Mock has said Graham gave him no names of alibi witnesses before the trial. The lawyer said Graham told him only that he had spent the evening with a girlfriend whose description and address he could not remember.

The debate over Graham's case came amid growing questions about the death penalty. Illinois Gov. George Ryan has placed a moratorium on executions, and Bush and Vice President Al Gore have been forced to address the issue as they campaign for president.

Graham's case brought the loudest protests since pickax killer Karla Faye Tucker was executed in 1998, the first woman put to death in Texas since the Civil War era. Bush, dogged recently by Graham demonstrators, said he would treat the case no differently than any other he has considered.

Two years ago, Bush told the parole board to review the case of serial killer Henry Lee Lucas because of questions about Lucas' conviction. His death sentence eventually was commuted to life. This month, Bush granted a condemned man a 30-day reprieve so he could pursue DNA tests.

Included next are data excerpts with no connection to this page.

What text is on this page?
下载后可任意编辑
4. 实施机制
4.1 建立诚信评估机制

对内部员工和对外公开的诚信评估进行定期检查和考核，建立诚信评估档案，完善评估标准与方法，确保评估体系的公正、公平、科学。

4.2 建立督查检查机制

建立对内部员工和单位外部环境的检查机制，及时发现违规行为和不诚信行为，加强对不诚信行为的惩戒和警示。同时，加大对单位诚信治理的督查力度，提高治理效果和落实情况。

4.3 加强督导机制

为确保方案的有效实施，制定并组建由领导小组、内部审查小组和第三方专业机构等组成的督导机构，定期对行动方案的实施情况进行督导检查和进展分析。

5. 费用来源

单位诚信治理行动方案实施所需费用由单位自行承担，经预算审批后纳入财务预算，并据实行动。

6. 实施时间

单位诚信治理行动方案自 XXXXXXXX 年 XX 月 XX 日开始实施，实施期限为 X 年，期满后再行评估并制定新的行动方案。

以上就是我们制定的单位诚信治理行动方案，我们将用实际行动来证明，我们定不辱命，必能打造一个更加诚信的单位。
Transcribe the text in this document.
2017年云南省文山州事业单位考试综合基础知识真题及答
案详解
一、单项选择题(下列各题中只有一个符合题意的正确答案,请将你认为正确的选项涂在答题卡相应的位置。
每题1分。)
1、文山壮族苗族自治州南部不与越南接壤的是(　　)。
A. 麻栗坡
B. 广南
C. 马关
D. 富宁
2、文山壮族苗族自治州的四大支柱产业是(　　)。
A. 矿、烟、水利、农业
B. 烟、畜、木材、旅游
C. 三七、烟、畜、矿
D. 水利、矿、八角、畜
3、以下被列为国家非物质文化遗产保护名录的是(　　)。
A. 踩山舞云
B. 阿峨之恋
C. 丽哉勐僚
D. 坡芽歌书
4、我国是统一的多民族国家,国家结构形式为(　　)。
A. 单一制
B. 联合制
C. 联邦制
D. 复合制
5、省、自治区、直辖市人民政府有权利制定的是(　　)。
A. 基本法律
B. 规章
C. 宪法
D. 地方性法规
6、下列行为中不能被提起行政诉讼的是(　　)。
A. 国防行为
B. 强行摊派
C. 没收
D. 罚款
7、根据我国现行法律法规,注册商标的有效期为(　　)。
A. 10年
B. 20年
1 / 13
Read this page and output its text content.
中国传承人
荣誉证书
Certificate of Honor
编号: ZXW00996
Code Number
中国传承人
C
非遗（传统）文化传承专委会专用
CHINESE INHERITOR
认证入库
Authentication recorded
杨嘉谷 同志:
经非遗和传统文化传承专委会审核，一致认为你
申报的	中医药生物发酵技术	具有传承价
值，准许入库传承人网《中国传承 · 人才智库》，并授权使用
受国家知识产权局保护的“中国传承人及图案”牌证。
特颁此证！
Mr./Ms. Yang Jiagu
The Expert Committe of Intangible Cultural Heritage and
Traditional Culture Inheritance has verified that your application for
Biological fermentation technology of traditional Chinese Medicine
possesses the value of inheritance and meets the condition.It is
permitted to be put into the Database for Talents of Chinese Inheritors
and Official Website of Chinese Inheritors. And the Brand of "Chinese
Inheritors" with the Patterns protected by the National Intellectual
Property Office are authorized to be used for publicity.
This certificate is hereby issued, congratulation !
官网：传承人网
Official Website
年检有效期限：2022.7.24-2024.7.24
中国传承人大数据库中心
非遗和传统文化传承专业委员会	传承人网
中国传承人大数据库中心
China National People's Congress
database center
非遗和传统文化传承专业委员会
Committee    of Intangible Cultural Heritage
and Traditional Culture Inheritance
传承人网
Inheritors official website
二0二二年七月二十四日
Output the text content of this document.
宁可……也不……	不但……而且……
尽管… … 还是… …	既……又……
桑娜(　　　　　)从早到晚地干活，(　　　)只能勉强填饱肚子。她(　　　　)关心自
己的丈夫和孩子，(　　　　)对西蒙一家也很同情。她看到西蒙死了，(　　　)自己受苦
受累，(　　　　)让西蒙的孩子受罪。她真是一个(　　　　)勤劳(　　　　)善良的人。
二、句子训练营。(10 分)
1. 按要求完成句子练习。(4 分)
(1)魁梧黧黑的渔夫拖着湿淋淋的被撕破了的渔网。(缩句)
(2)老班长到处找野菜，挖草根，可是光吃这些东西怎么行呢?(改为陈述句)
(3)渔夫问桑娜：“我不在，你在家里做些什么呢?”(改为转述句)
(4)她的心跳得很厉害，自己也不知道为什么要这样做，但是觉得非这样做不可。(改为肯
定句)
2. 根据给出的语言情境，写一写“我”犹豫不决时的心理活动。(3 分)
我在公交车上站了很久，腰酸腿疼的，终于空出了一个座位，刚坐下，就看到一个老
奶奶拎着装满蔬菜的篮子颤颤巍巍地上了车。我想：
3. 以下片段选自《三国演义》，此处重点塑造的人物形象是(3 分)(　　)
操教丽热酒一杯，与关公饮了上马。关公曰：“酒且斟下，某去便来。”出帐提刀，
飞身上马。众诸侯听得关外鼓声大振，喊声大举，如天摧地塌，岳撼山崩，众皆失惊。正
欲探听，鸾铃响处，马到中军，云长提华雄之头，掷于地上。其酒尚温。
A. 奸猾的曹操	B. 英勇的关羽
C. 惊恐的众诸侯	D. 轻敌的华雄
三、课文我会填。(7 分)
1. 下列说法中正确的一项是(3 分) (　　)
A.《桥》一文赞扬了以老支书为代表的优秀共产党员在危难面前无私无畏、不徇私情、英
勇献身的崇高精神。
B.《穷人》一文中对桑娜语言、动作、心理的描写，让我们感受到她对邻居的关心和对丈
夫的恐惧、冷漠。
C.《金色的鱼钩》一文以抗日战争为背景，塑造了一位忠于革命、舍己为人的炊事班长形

Bush could not stop Graham's execution because the inmate received a one-time, 30-day gubernatorial reprieve from Bush's predecessor, Ann Richards.

Preceding the 11th-hour legal maneuvers, the Texas Board of Pardons and Paroles rejected by a 17-3 vote Graham's request for a 120-day reprieve. The 18-member, Bush-appointed panel, with one member absent from the vote, also voted 12-5 against a commuted sentence and 17-0 against a pardon.

A few hours later, the U.S. Supreme Court rejected Graham's appeal on a 5-4 vote. Outside the prison, eight people were arrested for breaking through police lines and a juvenile was arrested for assaulting a prison administrator. Other activists burned American flags.

Protests were also held in Austin and as far away as San Francisco and Northampton, Mass.

``By no way are we happy Gary Graham is dead,'' said Lambert's son, Stephen. ``He put himself in that situation. We didn't put him there.''

He rejected the notion that executions offer ``closure'' to families of murder victims.

``It's not over, because my dad's still dead,'' he said.